Donors froze aid worth $240 million in the second half of 2012 - roughly 11 percent of the country's budget, the government said in December. The aid was suspended over Rwanda's alleged support for rebels in the Democratic Republic of Congo, an accusation Rwanda has repeatedly rejected.
"Growth is expected to be sustained at 7.6 percent in 2013, driven by an expansion in services and construction, and to stabilize at around 7 percent over the medium term," IMF said in a statement late on Tuesday.
"Risks to the outlook arise mainly from possible cutbacks in aid and a more challenging global environment. Staff estimates indicate that a prolonged delay in the delivery of budget support could lower growth in 2013 by 1.5 percentage points and possibly more, depending on the magnitude of second round effects."

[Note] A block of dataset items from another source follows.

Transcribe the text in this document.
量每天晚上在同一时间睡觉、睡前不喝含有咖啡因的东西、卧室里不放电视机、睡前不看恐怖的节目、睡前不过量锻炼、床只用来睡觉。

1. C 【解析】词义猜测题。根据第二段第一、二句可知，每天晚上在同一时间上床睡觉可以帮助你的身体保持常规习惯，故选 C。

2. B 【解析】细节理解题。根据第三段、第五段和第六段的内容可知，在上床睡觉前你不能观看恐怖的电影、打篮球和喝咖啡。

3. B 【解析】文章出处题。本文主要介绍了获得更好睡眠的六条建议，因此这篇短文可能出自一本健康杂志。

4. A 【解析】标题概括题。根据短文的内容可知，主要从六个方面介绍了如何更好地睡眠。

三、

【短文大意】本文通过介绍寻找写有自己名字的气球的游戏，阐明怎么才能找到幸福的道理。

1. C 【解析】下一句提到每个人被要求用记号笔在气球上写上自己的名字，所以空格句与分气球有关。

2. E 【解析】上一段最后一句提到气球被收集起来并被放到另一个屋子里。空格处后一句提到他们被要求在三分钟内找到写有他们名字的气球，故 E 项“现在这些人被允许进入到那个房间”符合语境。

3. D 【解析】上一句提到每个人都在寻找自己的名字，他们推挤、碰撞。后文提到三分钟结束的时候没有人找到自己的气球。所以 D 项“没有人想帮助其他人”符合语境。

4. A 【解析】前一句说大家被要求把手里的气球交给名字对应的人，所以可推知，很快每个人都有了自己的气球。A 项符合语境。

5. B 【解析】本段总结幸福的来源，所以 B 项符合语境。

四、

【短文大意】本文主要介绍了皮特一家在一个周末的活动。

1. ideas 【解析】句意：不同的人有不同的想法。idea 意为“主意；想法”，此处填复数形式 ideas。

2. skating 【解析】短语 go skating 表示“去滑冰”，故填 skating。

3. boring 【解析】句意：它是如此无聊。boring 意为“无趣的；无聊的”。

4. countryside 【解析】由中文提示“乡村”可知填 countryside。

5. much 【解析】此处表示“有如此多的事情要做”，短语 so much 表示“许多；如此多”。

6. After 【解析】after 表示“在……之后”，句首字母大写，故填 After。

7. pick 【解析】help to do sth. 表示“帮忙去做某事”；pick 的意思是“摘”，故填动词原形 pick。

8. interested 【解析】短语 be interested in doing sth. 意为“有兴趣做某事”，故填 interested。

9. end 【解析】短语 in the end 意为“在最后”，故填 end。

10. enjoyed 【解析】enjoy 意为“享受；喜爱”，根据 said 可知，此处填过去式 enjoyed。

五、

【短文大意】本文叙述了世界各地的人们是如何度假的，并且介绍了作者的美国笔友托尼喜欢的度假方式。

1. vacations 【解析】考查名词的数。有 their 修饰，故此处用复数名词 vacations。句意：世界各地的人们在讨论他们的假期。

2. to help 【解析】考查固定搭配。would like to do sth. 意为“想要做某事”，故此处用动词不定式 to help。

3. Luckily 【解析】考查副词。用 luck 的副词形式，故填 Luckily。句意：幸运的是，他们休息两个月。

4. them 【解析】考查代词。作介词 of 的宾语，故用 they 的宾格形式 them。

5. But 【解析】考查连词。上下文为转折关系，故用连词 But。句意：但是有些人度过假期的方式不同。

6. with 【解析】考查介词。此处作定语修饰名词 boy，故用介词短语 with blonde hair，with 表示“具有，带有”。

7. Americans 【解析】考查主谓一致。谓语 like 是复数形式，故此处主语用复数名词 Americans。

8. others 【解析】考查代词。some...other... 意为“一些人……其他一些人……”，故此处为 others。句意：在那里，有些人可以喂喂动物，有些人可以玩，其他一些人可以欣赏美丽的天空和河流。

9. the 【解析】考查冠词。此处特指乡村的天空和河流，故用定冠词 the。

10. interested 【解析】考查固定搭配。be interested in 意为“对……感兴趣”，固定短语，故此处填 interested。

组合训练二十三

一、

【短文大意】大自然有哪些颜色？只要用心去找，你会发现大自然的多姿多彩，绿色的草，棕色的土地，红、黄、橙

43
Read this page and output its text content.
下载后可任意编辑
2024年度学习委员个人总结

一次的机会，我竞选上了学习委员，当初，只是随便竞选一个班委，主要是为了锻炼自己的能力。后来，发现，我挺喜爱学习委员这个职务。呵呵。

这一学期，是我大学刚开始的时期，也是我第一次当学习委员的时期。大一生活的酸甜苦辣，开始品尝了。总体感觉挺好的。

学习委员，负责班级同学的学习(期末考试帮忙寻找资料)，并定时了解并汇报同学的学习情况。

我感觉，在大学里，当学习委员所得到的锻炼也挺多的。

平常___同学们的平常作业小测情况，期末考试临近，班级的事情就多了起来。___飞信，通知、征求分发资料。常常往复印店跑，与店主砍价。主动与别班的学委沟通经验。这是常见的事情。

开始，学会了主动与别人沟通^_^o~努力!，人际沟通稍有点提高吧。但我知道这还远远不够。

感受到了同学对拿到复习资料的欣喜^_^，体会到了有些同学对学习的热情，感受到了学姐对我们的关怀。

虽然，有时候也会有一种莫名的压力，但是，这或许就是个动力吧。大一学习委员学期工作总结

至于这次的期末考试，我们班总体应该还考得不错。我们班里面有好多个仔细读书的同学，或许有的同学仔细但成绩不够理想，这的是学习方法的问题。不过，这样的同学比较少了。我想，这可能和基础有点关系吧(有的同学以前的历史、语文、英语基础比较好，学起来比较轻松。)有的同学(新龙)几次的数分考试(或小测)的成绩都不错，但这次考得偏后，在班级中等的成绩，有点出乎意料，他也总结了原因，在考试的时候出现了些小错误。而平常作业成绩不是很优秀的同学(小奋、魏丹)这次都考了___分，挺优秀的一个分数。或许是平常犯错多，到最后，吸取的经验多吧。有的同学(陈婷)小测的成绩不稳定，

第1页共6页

Rwanda's central bank said in February it expected economic growth of 7.1 percent this year, from a previous forecast of 8 percent, while in December the then Finance Minister John Rwangombwa said economic growth could slow to as low as 6 percent this year as a result of the aid freeze.
The IMF said it expected inflation to converge towards the government's medium term target of 5 percent. Urban inflation slowed to 4.79 percent in February from 5.67 percent a month earlier.